La poésie de Mandelstam n'est pas facile à lire, mais comme échantillon de son travail, j'ai sélectionné un poème du deuxième cahier daté du 15-16 janvier 1937. Son titre initial était La femme mendiante et faisait référence à sa femme, qui l'a accompagné dans l'exil où ils se trouvent dans une situation de misère absolue, mais il peut aussi faire référence à la poésie elle-même :

Vous n'êtes pas encore mort.

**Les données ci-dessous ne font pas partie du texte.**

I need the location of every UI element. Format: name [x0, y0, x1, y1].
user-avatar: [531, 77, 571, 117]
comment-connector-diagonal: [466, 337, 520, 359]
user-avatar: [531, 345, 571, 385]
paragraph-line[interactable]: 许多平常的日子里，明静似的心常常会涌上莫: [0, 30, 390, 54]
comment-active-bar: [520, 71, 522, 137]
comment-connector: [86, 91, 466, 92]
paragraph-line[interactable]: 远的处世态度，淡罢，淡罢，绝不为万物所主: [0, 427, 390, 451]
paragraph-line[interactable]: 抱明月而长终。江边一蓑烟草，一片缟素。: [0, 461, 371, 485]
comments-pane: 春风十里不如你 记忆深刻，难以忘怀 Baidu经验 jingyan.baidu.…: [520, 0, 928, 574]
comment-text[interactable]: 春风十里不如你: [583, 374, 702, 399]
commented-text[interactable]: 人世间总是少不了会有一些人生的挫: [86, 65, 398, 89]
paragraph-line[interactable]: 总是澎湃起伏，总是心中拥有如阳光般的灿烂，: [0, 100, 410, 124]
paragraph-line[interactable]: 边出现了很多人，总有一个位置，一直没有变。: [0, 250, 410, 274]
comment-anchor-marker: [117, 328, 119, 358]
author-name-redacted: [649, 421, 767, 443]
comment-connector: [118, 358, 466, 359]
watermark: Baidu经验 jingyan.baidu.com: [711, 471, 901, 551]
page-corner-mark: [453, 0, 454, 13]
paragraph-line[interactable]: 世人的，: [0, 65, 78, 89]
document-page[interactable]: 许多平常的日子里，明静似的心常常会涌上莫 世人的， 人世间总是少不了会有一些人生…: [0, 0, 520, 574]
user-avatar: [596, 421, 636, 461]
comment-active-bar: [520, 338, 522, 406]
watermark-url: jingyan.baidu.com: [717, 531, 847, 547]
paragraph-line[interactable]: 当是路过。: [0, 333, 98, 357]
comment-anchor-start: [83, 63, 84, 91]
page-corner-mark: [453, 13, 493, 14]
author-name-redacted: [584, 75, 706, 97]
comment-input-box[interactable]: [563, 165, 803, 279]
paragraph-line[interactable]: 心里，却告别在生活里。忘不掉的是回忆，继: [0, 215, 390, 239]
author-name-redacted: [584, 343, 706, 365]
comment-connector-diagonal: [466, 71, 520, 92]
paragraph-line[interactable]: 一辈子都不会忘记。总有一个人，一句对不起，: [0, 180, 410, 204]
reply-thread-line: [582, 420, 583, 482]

Vous n'êtes pas encore seul.
Avec votre ami le mendiant
vous appréciez la grandeur des plaines,
du brouillard, du froid et des chutes de neige.
Vivez dans la paix et le confort
dans une pauvreté opulente, dans une misère puissante.
Bénis soient les jours et les nuits
et la fatigue douce et sonore est innocente.

Malheureux est celui qui, comme son ombre,
craint l'écorce et maudit le vent.
Et malheureux qui, à moitié mort,
demande l'aumône à sa propre ombre.

A la fin de la centenaire de la révolution russe Il convient de se souvenir d'Osip Mandelstam, poète frontalier, qui est mort en Sibérie à l'âge de 47 ans, victime de la maladie et des privations. Ses poèmes - selon les mots de son traducteur en espagnol, Jesús García Gabaldón - constituent "... une poésie de la frontière".l'une des créations les plus puissantes et complexes de l'Esprit du vingtième siècle".